Associate Prof. Yihang Li

Academy of Advanced Interdisciplinary Research, Xidian University

liyihang@xidian.edu.cn

Yihang Li is an associate professor in the Academy of Advanced Interdisciplinary Research at Xidian University. He received his B.S. in Metallurgical Engineering from Central South University (CSU) in 2014 and PhD in Materials Science from University of Science and Technology of China (USTC) in 2019. After working as a postdoctoral fellow at Shenzhen University (SZU), he joined the Xidian University (XDU) as an associate professor since October 2021. His research interests are the Solid Oxide Fuel/Electrolysis Cells (SOFC/SOEC) and gas sensors, including synthesis & characterization of novel perovskite oxides and carbon dioxide reduction process at the surface and interface. He has written a book chapter (Intermediate Temperature Solid Oxide Fuel Cells, Elsevier, 2020, pp 195-261) and published over 30 peer-reviewed papers, e.g., Energy & Environment Science, Advanced Energy Materials, Journal of Materials Chemistry A, Journal of Power Sources, ACS Sustainable Chemistry & Engineering, and International Journal of Hydrogen Energy. He won the Qiushi Scholarship and National Scholarship for Graduate Student from USTC. He is a professional member of the Chemical Industry and Engineering Society of China (CIESC).
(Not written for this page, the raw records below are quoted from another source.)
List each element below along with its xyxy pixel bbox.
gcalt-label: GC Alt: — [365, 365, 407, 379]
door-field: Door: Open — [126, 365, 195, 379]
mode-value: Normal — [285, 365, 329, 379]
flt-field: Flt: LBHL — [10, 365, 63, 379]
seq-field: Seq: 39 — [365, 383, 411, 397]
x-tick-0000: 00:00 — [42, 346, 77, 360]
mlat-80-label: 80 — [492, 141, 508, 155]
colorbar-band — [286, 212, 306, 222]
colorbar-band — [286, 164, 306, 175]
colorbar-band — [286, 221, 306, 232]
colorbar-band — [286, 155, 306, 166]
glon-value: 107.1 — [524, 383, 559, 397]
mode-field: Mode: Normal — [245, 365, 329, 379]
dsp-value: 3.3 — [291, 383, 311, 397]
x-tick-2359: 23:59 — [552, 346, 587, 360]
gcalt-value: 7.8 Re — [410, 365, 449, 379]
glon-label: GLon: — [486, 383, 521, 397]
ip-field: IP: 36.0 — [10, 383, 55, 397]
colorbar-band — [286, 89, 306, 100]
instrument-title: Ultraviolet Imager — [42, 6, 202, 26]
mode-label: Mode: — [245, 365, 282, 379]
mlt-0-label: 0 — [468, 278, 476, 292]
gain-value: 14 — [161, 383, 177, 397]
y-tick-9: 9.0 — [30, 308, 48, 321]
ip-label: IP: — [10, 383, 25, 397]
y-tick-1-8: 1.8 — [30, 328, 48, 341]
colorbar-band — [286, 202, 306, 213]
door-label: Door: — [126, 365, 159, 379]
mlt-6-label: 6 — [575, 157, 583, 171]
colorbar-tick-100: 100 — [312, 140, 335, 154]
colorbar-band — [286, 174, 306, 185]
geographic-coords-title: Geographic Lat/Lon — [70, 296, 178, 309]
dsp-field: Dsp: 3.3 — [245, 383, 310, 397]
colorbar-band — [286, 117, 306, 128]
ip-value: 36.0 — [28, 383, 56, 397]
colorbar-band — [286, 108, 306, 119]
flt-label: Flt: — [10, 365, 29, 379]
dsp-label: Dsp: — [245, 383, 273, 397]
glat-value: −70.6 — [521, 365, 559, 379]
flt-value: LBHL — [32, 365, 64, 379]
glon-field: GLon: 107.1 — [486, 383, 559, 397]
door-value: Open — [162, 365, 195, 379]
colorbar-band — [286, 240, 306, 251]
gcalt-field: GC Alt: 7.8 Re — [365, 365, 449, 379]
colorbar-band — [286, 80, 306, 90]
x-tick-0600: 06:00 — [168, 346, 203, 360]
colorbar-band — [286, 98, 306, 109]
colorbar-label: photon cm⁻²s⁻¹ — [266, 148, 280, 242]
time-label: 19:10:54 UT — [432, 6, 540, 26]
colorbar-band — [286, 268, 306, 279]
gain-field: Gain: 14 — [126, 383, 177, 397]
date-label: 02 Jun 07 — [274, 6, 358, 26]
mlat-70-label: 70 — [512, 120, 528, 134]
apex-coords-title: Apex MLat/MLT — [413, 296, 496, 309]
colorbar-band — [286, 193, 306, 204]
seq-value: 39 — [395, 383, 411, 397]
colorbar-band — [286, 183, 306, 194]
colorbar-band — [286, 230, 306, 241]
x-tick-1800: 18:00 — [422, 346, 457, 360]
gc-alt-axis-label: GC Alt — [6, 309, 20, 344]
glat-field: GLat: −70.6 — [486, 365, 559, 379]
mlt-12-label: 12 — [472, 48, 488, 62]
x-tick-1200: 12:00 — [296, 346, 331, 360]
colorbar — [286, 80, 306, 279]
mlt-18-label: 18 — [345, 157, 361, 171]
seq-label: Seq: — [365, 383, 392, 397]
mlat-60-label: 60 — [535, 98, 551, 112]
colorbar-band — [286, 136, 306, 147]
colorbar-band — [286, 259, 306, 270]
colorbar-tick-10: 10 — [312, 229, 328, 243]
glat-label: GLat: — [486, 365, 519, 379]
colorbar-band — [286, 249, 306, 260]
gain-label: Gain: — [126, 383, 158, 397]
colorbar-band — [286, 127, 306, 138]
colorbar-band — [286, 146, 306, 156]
Title：Electrochemical CO2-to-CO conversion in solid oxide electrolysis cells

Abstract: Depletion of natural energy resources and environmental deterioration are among the biggest challenges for sustainable development. Both issues are resulted from the unsustainable utilization of fossil fuels accompanied by the release of greenhouse gas CO2. In this regard, more and more attention has been focused on the processes of CO2 conversion to valuable fuels powered by nuclear enrgy or renewable electricity sources (e.g., solar, wind, tidal and hydropower), which could not only help to reduce CO2 emissions, but also mitigate the energy crisis. Solid oxide electrolysis cells (SOECs) can efficiently convert the greenhouse-gas CO2 to valuable chemicals. For example, CO2 is electrochemically reduced to CO at the fuel electrode (cathode) while releasing O2 at the oxygen electrode (anode). SOECs are considered as not only a promising technology base for sustainable energy systems but also helpful to achieve the goal of carbon-neutral cycling. This talk will present our recent advances in designing mixed conducting perovskite oxide materials as fuel electrodes for electrochemical CO2-to-CO conversion in SOECs. In particular, we proposed to investigate surface oxygen exchange (kchem) of CO2-RR kinetics using a new theoretical method based on the electrical conductivity relaxation (ECR) technique.